QUESTIONS: If my goal is to contribute a maximum of 25% of my income up
to $44k a year and only invest in equities then a SEP IRA is the way to go.
However, if my goal is to contribute 25% of my income up to $44k, as well
as an additional solo contribution and have the flexibility to invest in
equities and/or private investments then solo 401k is a better option. For
example, on $144k salary I am limited to 25% or $36k with a SEP IRA. However,
with a solo 401k, I could contribute the $36k SEP portion, as well as $15k solo
401k portion.
To get this started, we could set up
a solo 401k through same financial institution (LPL) as my SEP IRA and continue
to have the equities portion managed by my financial adviser moving forward.
Based on $144k income, I would continue to put $36k into it each year.

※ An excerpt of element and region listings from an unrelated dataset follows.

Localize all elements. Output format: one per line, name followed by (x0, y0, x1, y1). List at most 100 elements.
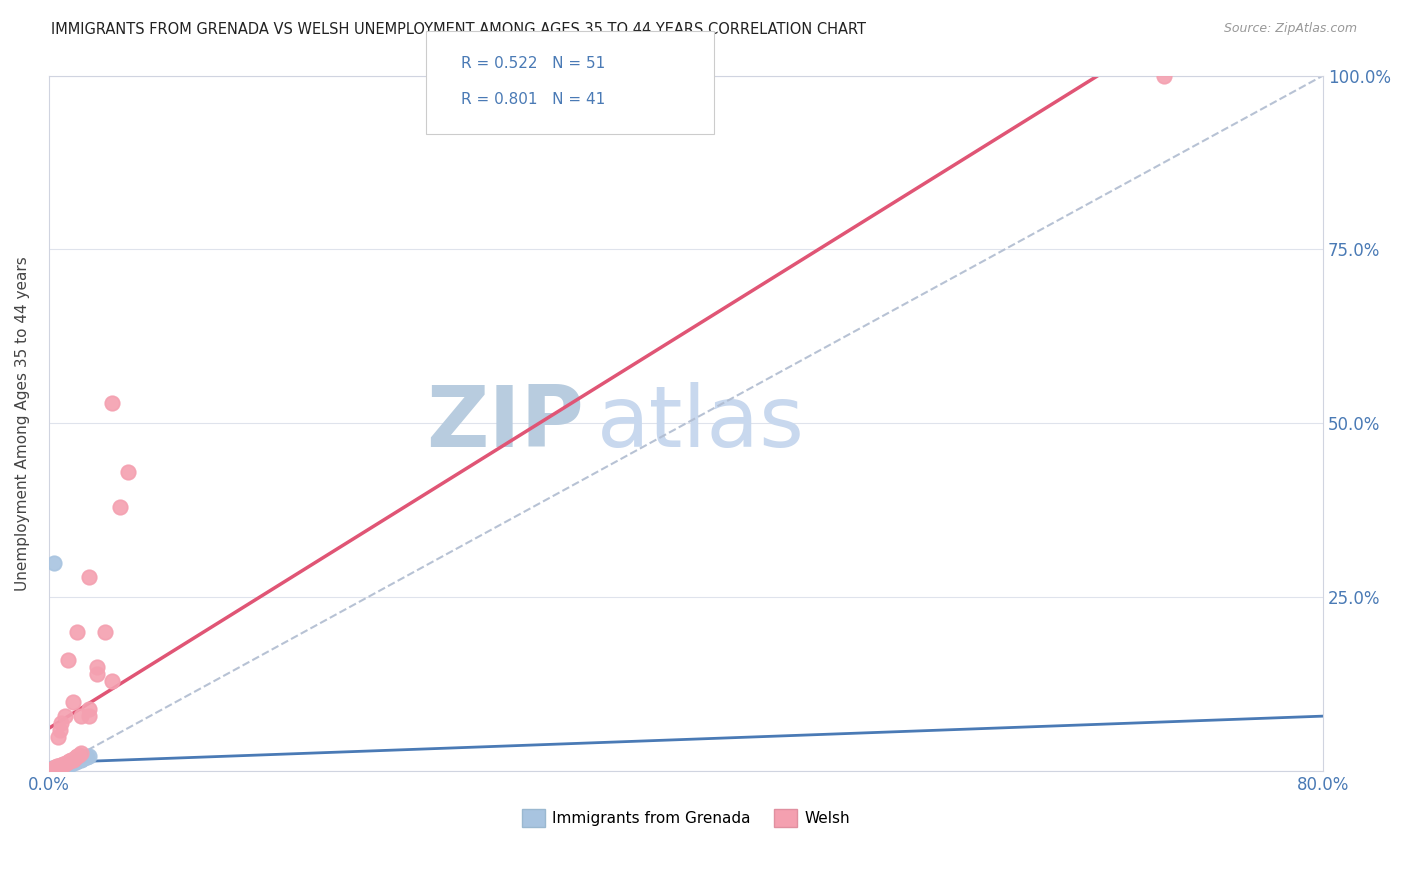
Point (86, 660, 108, 674)
Point (62, 756, 84, 770)
Point (45, 762, 67, 776)
Point (70, 752, 93, 766)
Point (53, 759, 76, 773)
Point (60, 753, 83, 767)
Point (66, 625, 89, 640)
Point (117, 465, 139, 479)
Point (51, 758, 73, 772)
Point (42, 762, 65, 776)
Point (51, 759, 73, 773)
Point (77, 749, 100, 764)
Point (42, 762, 65, 776)
Point (56, 756, 79, 770)
Point (49, 762, 72, 776)
Point (46, 762, 69, 776)
Point (42, 761, 65, 775)
Point (52, 760, 75, 774)
Point (69, 708, 91, 723)
Y-axis label: Unemployment Among Ages 35 to 44 years: Unemployment Among Ages 35 to 44 years (15, 256, 30, 591)
Point (55, 759, 77, 773)
Point (44, 762, 66, 776)
Point (67, 753, 90, 767)
Point (46, 759, 69, 773)
Point (51, 761, 73, 775)
Point (46, 761, 69, 775)
Point (66, 749, 89, 764)
Point (77, 569, 100, 583)
Point (42, 762, 65, 776)
Point (49, 760, 72, 774)
Point (46, 730, 69, 744)
Text: R = 0.522   N = 51: R = 0.522 N = 51 (461, 56, 606, 71)
Point (44, 761, 66, 775)
Point (69, 746, 91, 760)
Point (75, 750, 97, 764)
Point (49, 759, 72, 773)
Point (49, 723, 72, 737)
Point (60, 756, 83, 771)
Point (56, 653, 79, 667)
Point (77, 708, 100, 723)
Point (56, 758, 79, 772)
Point (58, 757, 80, 772)
Point (62, 752, 84, 766)
Point (86, 667, 108, 681)
Point (45, 762, 67, 776)
Point (55, 756, 77, 770)
Point (41, 761, 63, 775)
Point (76, 749, 98, 764)
Point (44, 761, 66, 775)
Point (63, 752, 86, 766)
Point (73, 751, 96, 765)
Point (41, 763, 63, 777)
Point (44, 760, 66, 774)
Point (44, 762, 66, 776)
Point (45, 760, 67, 774)
Point (41, 762, 63, 776)
Point (49, 761, 72, 775)
Point (41, 762, 63, 776)
Point (101, 395, 124, 409)
Point (51, 760, 73, 774)
Point (53, 708, 76, 723)
Point (65, 755, 87, 769)
Text: ZIP: ZIP (426, 382, 583, 465)
Point (69, 752, 91, 766)
Point (93, 625, 115, 640)
Point (46, 762, 69, 776)
Point (44, 763, 66, 777)
Text: atlas: atlas (596, 382, 804, 465)
Point (42, 556, 65, 570)
Point (66, 754, 89, 768)
Point (65, 750, 87, 764)
Point (42, 764, 65, 778)
Point (39, 764, 62, 778)
Point (39, 763, 62, 777)
Point (110, 500, 132, 514)
Point (63, 756, 86, 770)
Text: Source: ZipAtlas.com: Source: ZipAtlas.com (1223, 22, 1357, 36)
Point (67, 747, 90, 762)
Point (1153, 69, 1175, 83)
Point (45, 759, 67, 773)
Point (41, 762, 63, 776)
Point (51, 715, 73, 730)
Point (101, 673, 124, 688)
Point (58, 754, 80, 768)
Point (46, 760, 69, 774)
Text: R = 0.801   N = 41: R = 0.801 N = 41 (461, 92, 606, 107)
Point (42, 763, 65, 777)
Point (77, 702, 100, 716)
Point (41, 764, 63, 778)
Point (53, 756, 76, 771)
Point (53, 759, 76, 773)
Point (45, 760, 67, 774)
Point (45, 761, 67, 775)
Point (62, 695, 84, 709)
Point (52, 757, 75, 772)
Point (52, 759, 75, 773)
Point (45, 763, 67, 777)
Text: IMMIGRANTS FROM GRENADA VS WELSH UNEMPLOYMENT AMONG AGES 35 TO 44 YEARS CORRELAT: IMMIGRANTS FROM GRENADA VS WELSH UNEMPLO… (51, 22, 866, 37)
Legend: Immigrants from Grenada, Welsh: Immigrants from Grenada, Welsh (516, 803, 856, 833)
Point (42, 761, 65, 775)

Additionally, i would contribute $15k (based on $144k salary) to my new solo 401k and would have this money available for private investments.
Is this correct?
ANSWER: You are correct with respect to the
above except that LPL would not setup the solo 401k, but rather manage the
funds. As the solo 401k provider, we would take care of the solo 401k
compliance requirements in conjunction with you, such as filing the annual Form 5500-EZ, providing the solo 401k plan document updates, 1099-R reporting and
solo 401k loan document preparation.